ただし善意の行動にお金を払うとやめてしまうので、扱いには注意が必要と竹村氏は補足を加えていた。竹村氏は最後にブロックチェーンゲームはこれから伸びてくるジャンルであると思うので、興味を持って作ってくれる人が増えれば幸いとして講演を締めくくった。


▲彼氏彼女の関係でのセックスに金銭が絡むことに対する違和感。母親が作る朝食に金銭が発生することへの困惑といった内容が挙げられた。
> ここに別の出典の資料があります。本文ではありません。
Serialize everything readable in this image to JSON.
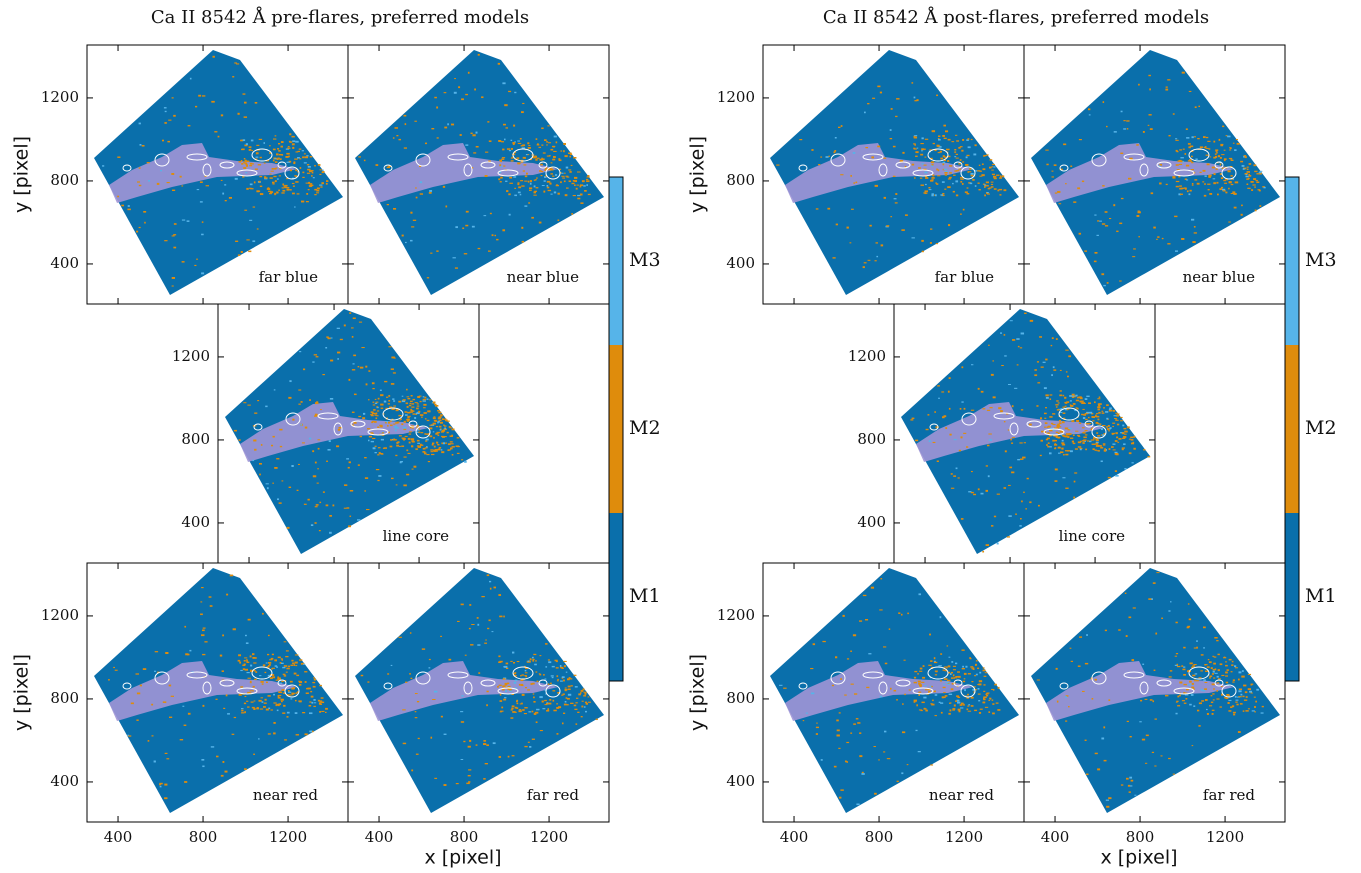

なお、余談としてブロックチェーンゲームに利用するチェーンの選定についても竹村氏は語っていた。ブロックチェーンは現在数百にも及ぶ様々なチェーンが存在している。(イーサリアム、nem、ビットコインなどなど)がある。ただし選択したチェーンによって報酬としての選択肢が変わってくるため、ひいてはゲームの設計に関わるというのだ。

そんな中プラチナエッグではiostを利用しているという。その選択理由の1点目としては自由度の高さにあるという。例えばスマートコントラクトを発行しても、修正してアップロードが可能であることがその理由とのこと。もしイーサリアムを使用していた際に、スマートコントラクトでバグがあると、修正を行うことが非常に困難だという。修正自体できないわけではないが、現実的にはかなり困難であるという状況だそうだ。

iostはそういった環境に比べれば柔軟であり、機能追加なども比較して容易としてゲームには向いているではないかと説明していた。(竹村氏)

また2点目はガス代(手数料)がほぼ無料であることだ。NFTを発行する際には、ガス代何千円になる場合がある。そういった意味でiostを利用すればガス代がかからないため、アイテムを発行するなどの際には他のチェーンと比べて有利になる。

ただし竹村氏によるとイーサリアムを使っている企業も多いそうだ。というものIOSTのホルダーが少ないため、経済圏が小さいためにマーケットが小さくなる可能性があるというのがその理由だ。最終的には自分たちの運営するゲームはどのユーザーを見て設計するかチェーンを使うのかというのがチェーン選択の本質になるはずと竹村氏は述べていた。